In 2009, Howie Mandel did an ABC news segment talking about living with OCD. Since then, over 1.8 million people have watched that particular segment. He's released a book, talked about it on Ellen, and did a segment on The Doctors TV show.
I, too, live with obsessive-compulsive disorder. I have always been uncomfortable with touching people's hands, but it wasn't until my OCD fully developed that it became a legitimate fear of mine. When at the beginning of my freshman year of high school I cried in the church bathroom because someone shook my hand, I took to the internet to explain what was happening to me. That's when I found Howie's explanation of his palm being a "petri dish" and I immediately felt understood.
I hesitated to use the terminology myself for a long time. While it perfectly explained what was going on in my own mind, I worried others would criticize my weird — not to mention stolen from one of Howie's interviews — explanation.
While I am now able to control and influence my own exposures and limits in OCD, this wasn't always the case. And for the longest time, I didn't have the words to tell people what happened in my mind when someone shook my hand or gave me a high five. Now, I do, but I can't always explain it with a phrase other than "petri dish." When you ask me why I don't want give high fives or why I can't shake your hands, here's what I want you to know.
When I touch something dirty, or shake hands with someone, there's a level of exposure to germs that makes me feel both vulnerable and dangerous. I'll get sick, I'll get someone else sick, I'll get sick and then get someone else sick, someone with a compromised or weaker immune system is going to die because of me, the germs will enter through a small invisible opening in my skin and it'll eventually kill me — while most, if not all, of these are irrational thoughts that I can and do recognize as such, it doesn't matter to my OCD. When I do not give someone a high five or shake their hands, I am protecting both them and myself.
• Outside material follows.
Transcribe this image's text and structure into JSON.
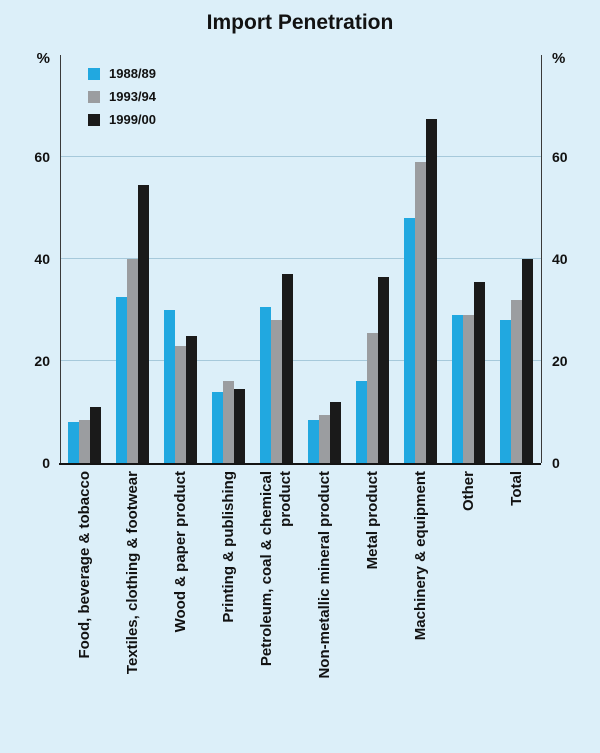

And when someone laughs at my inability to push past the fear and be "normal," they laugh at my best attempt to protect them from something that, in my mind, they don't realize is a threat.
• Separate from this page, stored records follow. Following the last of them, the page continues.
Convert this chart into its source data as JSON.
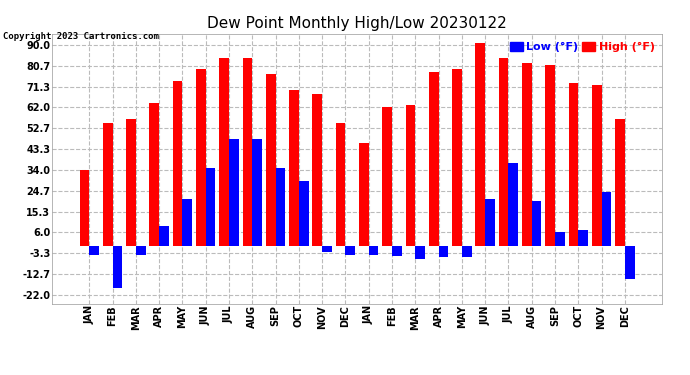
{
  "title": "Dew Point Monthly High/Low 20230122",
  "copyright": "Copyright 2023 Cartronics.com",
  "months": [
    "JAN",
    "FEB",
    "MAR",
    "APR",
    "MAY",
    "JUN",
    "JUL",
    "AUG",
    "SEP",
    "OCT",
    "NOV",
    "DEC",
    "JAN",
    "FEB",
    "MAR",
    "APR",
    "MAY",
    "JUN",
    "JUL",
    "AUG",
    "SEP",
    "OCT",
    "NOV",
    "DEC"
  ],
  "high_values": [
    34.0,
    55.0,
    57.0,
    64.0,
    74.0,
    79.0,
    84.0,
    84.0,
    77.0,
    70.0,
    68.0,
    55.0,
    46.0,
    62.0,
    63.0,
    78.0,
    79.0,
    91.0,
    84.0,
    82.0,
    81.0,
    73.0,
    72.0,
    57.0
  ],
  "low_values": [
    -4.0,
    -19.0,
    -4.0,
    9.0,
    21.0,
    35.0,
    48.0,
    48.0,
    35.0,
    29.0,
    -3.0,
    -4.0,
    -4.0,
    -4.5,
    -6.0,
    -5.0,
    -5.0,
    21.0,
    37.0,
    20.0,
    6.0,
    7.0,
    24.0,
    -15.0
  ],
  "bar_color_high": "#ff0000",
  "bar_color_low": "#0000ff",
  "yticks": [
    -22.0,
    -12.7,
    -3.3,
    6.0,
    15.3,
    24.7,
    34.0,
    43.3,
    52.7,
    62.0,
    71.3,
    80.7,
    90.0
  ],
  "ytick_labels": [
    "-22.0",
    "-12.7",
    "-3.3",
    "6.0",
    "15.3",
    "24.7",
    "34.0",
    "43.3",
    "52.7",
    "62.0",
    "71.3",
    "80.7",
    "90.0"
  ],
  "ylim": [
    -26,
    95
  ],
  "background_color": "#ffffff",
  "grid_color": "#bbbbbb",
  "title_fontsize": 11,
  "tick_fontsize": 7,
  "bar_width": 0.42,
  "legend_low_label": "Low (°F)",
  "legend_high_label": "High (°F)"
}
When someone other than my family touches my face, it's the same fear. My eyes, nose, mouth, skin, hair, and makeup all carry germs that are now on that person's hand/face — and by process of transfer, I am infecting thousands of people and killing hundreds more.
My OCD isn't all germ based. Even though I know my dorm room door locks automatically, I have made myself late standing outside my door in a struggle to make myself feel that the door is really locked. And sometimes, no matter how many times I check and see that the door is locked, it still feels unlocked. Someone without OCD might go back and check their door once, twice, maybe even a third time. But 36 times and 45 minutes later, my fears aren't normal or rational anymore.
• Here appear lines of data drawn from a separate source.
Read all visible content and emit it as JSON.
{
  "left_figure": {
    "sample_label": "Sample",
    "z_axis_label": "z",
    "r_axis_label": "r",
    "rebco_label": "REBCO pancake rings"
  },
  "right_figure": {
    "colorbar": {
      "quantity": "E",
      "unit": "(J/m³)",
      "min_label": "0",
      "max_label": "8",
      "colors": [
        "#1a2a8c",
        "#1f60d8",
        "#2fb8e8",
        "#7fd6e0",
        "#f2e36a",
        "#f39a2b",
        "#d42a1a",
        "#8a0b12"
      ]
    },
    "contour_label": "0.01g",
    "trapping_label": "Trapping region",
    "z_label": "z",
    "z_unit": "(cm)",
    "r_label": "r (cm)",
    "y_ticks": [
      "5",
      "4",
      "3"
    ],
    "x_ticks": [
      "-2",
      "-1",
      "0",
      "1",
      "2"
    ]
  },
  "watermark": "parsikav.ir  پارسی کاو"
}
My OCD is manageable now, largely in part to exposure therapy. But I still have days that I don't shake hands. I still have days that I don't give high fives or want people close to me. Sometimes I'll do high fives but not handshakes. It all depends on what I can push myself to hand that day.
When I borrow words from someone else to explain my petri-fying fear (happy accident of a pun), please don't laugh or repeat me. I might laugh back, but I don't mean it; I just don't know what else to do. OCD is a real disorder that brings a lot of fear with it and has brought me to tears more times than I can count in the past. Please don't laugh at my pain.
When you laugh at my petri dish explanation or turn off the water to make me stop washing my hands, or hug me tightly and/or for a long time when I've made it clear I don't want to be touched, I hope you don't know what you're doing. But you might as well have punched me in the stomach and ran away laughing.
If you know someone with OCD, please be respectful of their fears and wishes. Worsening such a debilitating disease is easy with a simple laugh or comment.